Name: Kazuya Yoshida
Position: Professor
Institution: Tohoku University
Department, Faculty: Graduate School of Engineering, Department of Aerospace


Other coordinator(s):

Name: Tamim Asfour
Position: Professor
Institution: Karlsruhe Institute of Technology (KIT)
Department, Faculty: Department of Informatics, Institute for Anthropomatics and Robotics

Collaboration between Kyoto and Göttingen: The work with between Kyoto (Prof. Matsuno) was the successful attempt to implement neural controller from Göttingen (Prof. Wörgötter) onto the snake-like screw-drive robot (name: Nejihebi Robot) from Kyoto. This was the work of Timo Nachstedt who spent 8 weeks there and used these results for his Master's thesis. During this time general reactive control has been achieved, but still no goal directed movement. This was complemented by Yuichi Ambe from Kyoto, who joined the group in Göttingen for about 4 months to work on adaptive control of multi-legged and compartmentalized robots and used this work for his PhD, which is about to finish now. The work on the on the Nejihebi was continued by Sromona Chatterjee during her Master's thesis, where she implemented advanced reinforcement learning mechanisms (using the PI^2 algorithm) to achieve in simulation goal-directed movement of the robot.
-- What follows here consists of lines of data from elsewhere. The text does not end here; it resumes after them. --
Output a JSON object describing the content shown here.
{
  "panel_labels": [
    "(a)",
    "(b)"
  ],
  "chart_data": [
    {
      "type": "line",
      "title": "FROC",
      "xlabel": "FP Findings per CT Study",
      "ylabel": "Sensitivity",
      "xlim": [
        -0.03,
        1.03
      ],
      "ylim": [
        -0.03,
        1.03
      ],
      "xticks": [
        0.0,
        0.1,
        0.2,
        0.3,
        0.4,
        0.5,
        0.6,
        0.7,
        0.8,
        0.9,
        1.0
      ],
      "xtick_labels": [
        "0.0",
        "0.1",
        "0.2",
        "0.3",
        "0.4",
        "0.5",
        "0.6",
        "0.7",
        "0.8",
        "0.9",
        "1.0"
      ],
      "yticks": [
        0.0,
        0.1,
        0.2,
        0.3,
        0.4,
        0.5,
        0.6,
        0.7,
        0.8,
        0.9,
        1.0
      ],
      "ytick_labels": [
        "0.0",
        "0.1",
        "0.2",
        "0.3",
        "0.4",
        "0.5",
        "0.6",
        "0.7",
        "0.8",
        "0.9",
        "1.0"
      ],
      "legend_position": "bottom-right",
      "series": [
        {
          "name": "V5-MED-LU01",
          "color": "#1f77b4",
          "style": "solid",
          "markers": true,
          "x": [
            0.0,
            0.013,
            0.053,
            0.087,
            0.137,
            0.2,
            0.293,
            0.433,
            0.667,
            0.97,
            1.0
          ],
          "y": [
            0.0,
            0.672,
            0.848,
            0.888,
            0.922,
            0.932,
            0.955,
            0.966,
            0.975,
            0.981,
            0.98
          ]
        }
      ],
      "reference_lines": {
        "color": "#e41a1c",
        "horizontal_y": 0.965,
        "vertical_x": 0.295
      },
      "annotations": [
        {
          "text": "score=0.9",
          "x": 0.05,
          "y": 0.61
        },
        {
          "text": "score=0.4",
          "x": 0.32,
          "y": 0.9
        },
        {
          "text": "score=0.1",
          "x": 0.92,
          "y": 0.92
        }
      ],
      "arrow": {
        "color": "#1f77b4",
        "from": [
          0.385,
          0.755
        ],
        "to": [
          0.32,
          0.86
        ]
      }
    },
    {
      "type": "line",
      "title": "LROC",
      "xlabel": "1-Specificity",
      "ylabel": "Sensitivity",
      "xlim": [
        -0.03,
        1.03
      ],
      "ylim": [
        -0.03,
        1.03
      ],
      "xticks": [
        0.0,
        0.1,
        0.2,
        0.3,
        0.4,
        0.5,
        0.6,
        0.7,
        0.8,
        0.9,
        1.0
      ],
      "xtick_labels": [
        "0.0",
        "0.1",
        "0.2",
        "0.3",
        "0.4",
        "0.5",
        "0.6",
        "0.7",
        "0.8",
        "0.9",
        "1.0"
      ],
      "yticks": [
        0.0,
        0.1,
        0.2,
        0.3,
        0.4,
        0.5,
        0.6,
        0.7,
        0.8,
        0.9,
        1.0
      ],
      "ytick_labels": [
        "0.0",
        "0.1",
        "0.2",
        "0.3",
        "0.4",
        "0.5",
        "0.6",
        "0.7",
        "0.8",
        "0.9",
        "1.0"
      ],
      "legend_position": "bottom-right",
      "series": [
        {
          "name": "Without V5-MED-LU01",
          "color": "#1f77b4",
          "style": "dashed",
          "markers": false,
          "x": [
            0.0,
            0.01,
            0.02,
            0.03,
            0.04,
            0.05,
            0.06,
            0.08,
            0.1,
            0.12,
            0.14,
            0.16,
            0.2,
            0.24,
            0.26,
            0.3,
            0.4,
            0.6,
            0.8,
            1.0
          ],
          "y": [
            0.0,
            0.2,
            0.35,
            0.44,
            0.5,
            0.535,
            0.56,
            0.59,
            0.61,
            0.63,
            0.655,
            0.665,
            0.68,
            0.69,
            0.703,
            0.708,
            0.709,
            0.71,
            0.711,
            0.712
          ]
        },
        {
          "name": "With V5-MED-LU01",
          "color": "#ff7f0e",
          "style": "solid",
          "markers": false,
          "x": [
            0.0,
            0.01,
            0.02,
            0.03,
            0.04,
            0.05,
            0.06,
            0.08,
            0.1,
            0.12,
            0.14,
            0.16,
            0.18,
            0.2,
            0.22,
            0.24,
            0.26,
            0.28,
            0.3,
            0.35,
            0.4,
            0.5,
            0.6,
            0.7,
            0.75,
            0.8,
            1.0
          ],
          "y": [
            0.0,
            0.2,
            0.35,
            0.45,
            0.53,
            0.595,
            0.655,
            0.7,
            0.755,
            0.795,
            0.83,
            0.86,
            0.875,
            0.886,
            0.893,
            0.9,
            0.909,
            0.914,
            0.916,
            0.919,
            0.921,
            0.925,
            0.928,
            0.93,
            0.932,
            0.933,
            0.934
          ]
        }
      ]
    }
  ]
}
She went to Kyoto for two weeks to successfully implement this on the real machine. All in all this collaboration has led to three joint publications between Kyoto and Göttingen. 

The working group participated actively in all previous HeKKSaGOn Presidents Conferences. In addition, several meetings between members of the groups took place in conjunction of international robotics conferences (ICRA, IROS, Humanoids).